Infants beat AI at detecting human motivations
Researchers have found out that 11-month-old infants are better at detecting what motivates other people’s actions than AI. “Adults and even infants can easily make reliable inferences about what drives other people’s actions,” explains Moira Dillon, an assistant professor in New York University’s psychology department and the senior author of the paper. “Current AI finds these inferences challenging to make.”
▶️ We’re All Gonna Die with Eliezer Yudkowsky (1:49:21)
Here is an interesting interview with Eliezer Yudkowsky, a leading thinker in the AI space, on topics such as the AI alignment problem and why you should worry about the future with artificial general intelligence (AGI). The interview starts with ChatGPT and then goes into what an AGI or superintelligence would like, why aligning it with human values is so difficult and we most likely ran out of time to solve this problem. Plus a lot of interesting ideas all over the place. The actual conversation starts 10 minutes into the video.

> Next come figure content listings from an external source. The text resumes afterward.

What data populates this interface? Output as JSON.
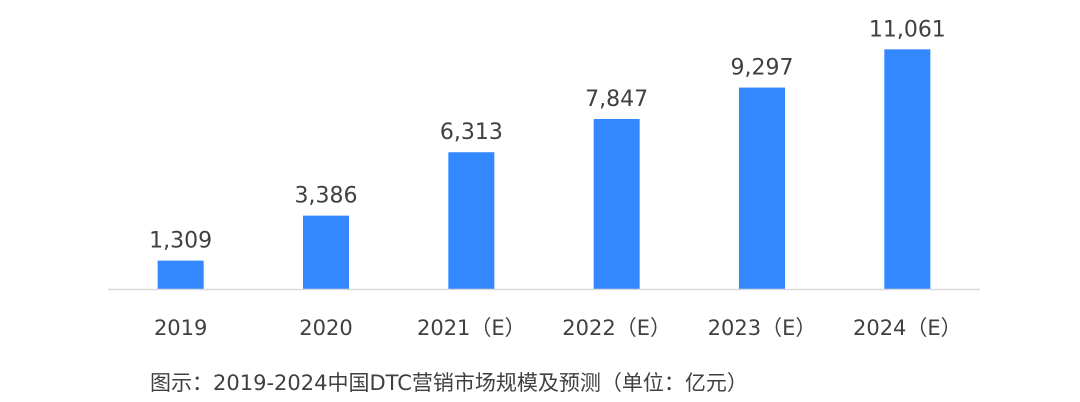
{
  "chart_data": {
    "type": "bar",
    "title": "",
    "xlabel": "",
    "ylabel": "",
    "categories": [
      "2019",
      "2020",
      "2021（E）",
      "2022（E）",
      "2023（E）",
      "2024（E）"
    ],
    "values": [
      1309,
      3386,
      6313,
      7847,
      9297,
      11061
    ],
    "value_labels": [
      "1,309",
      "3,386",
      "6,313",
      "7,847",
      "9,297",
      "11,061"
    ],
    "ylim": [
      0,
      12000
    ],
    "grid": false,
    "legend": "none",
    "bar_color": "#3388ff",
    "axis_color": "#d9d9d9"
  },
  "caption": "图示：2019-2024中国DTC营销市场规模及预测（单位：亿元）"
}
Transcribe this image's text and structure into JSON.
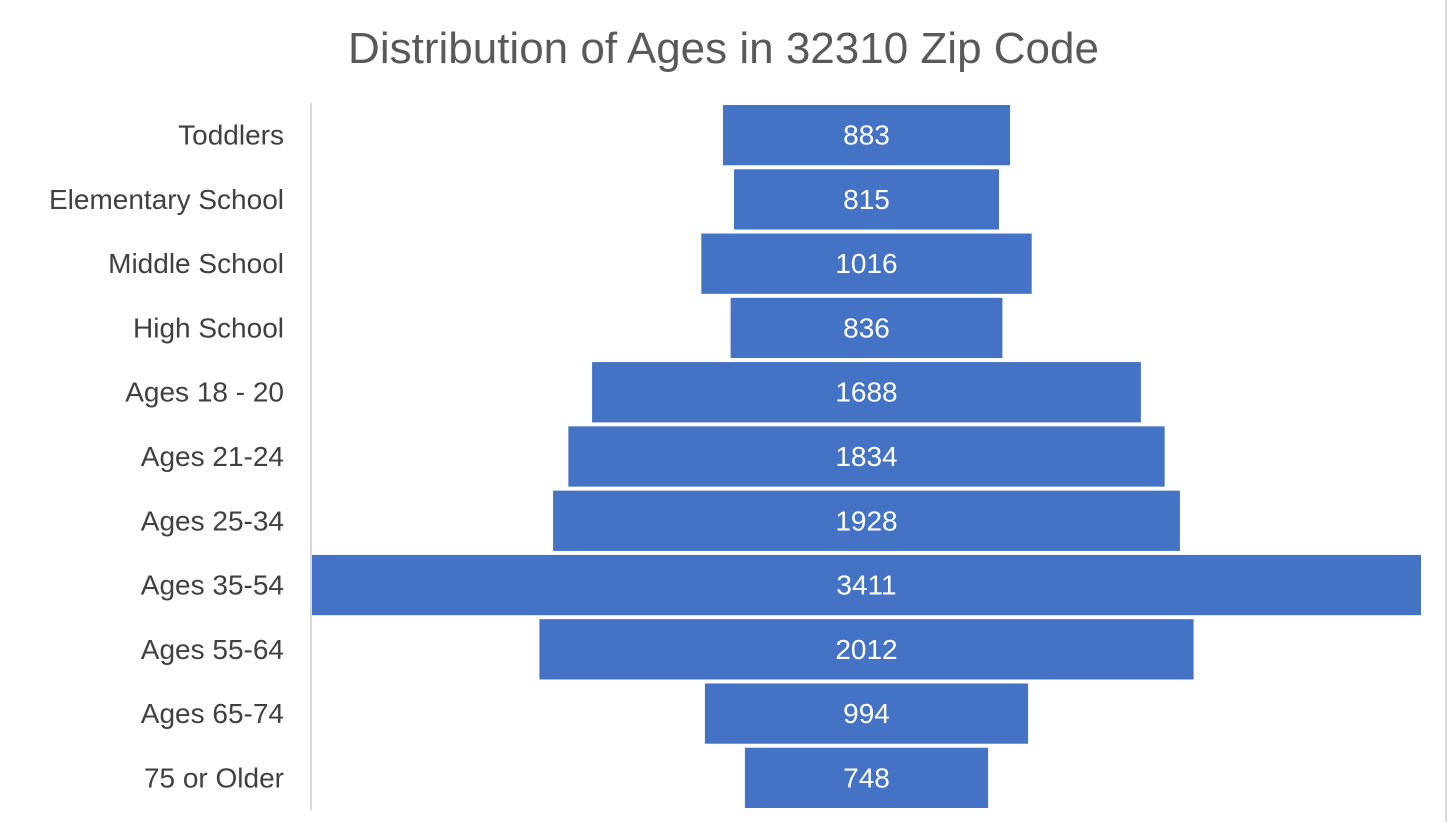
{
  "chart_data": {
    "type": "bar",
    "orientation": "horizontal",
    "layout": "centered-funnel",
    "title": "Distribution of Ages in 32310 Zip Code",
    "categories": [
      "Toddlers",
      "Elementary School",
      "Middle School",
      "High School",
      "Ages 18 - 20",
      "Ages 21-24",
      "Ages 25-34",
      "Ages 35-54",
      "Ages 55-64",
      "Ages 65-74",
      "75 or Older"
    ],
    "values": [
      883,
      815,
      1016,
      836,
      1688,
      1834,
      1928,
      3411,
      2012,
      994,
      748
    ],
    "xlim": [
      0,
      3411
    ],
    "grid": false,
    "legend": "none",
    "data_labels": "center",
    "colors": {
      "bar": "#4472C4",
      "label_text": "#ffffff",
      "category_text": "#404040",
      "axis_line": "#d9d9d9"
    }
  }
}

▶️ DeepMind’s New AI: Insanely Good At Games! (10:02)
AI agents are able to learn how to walk or play football on their own inside the computer simulation. However, it takes them years of simulated time. Recently, researchers from DeepMind presented an AI agent that can learn how to solve puzzles on its own in a matter of seconds. In this video, Károly Zsolnai-Fehér shows what this AI can do. If you are interested in how exactly this AI agent works, the paper describing the project is available on arXiv.
▶️ Presidents Playing Video Games With Deepfake AI (8:09)
In the last week's issue, I wrote about deepfakes and how they are being used for good and evil. Here is a third application of deepfakes - to make memes. Someone deepfaked voices of recent US presidents and made them sound like typical gamers shouting at each other while playing Call of Duty, Minecraft or Fortnite.
Robotics
Almost 40% of domestic tasks could be done by robots ‘within decade’
The vision of robots doing tedious and time-consuming chores may finally become a reality. According to a survey, which asked 65 robotic experts from the UK and Japan, 40% of 17 domestic tasks listed in the survey could be automated within the next 10 years, with tasks such as shopping, cleaning or laundry being on the top of the list, while childcare being least likely to be automated. Here is the table with the results. The study is available here. If these predictions become reality, it would free a lot of time, especially for women who still bear the burden of the majority of unpaid work. The researchers warn about a "wholesale onslaught on privacy" such automation would cause and the possibility of the “rise of inequality in free time” - with only richer households able to afford the technology.
Google Research, 2022 & beyond: Robotics
In this post, researchers from Google focusing on robotics look back on 2022 and what they've been focusing on. They list the research in applying large language models to allow humans to say in a natural way what the robot should do and the application of new machine learning techniques to make robots learn low-level skills faster.
Biotechnology
Polymers protect mice from peanut allergy reaction
Here is some good news for everyone who suffers from peanut allergy. Researchers have created a special type of polymer that can prevent antigens from entering the bloodstream, which then causes an allergic reaction. The results in experiments with mice are encouraging. Researchers are seeking now an approval to begin clinical trials and hope to start them within the next 18 months.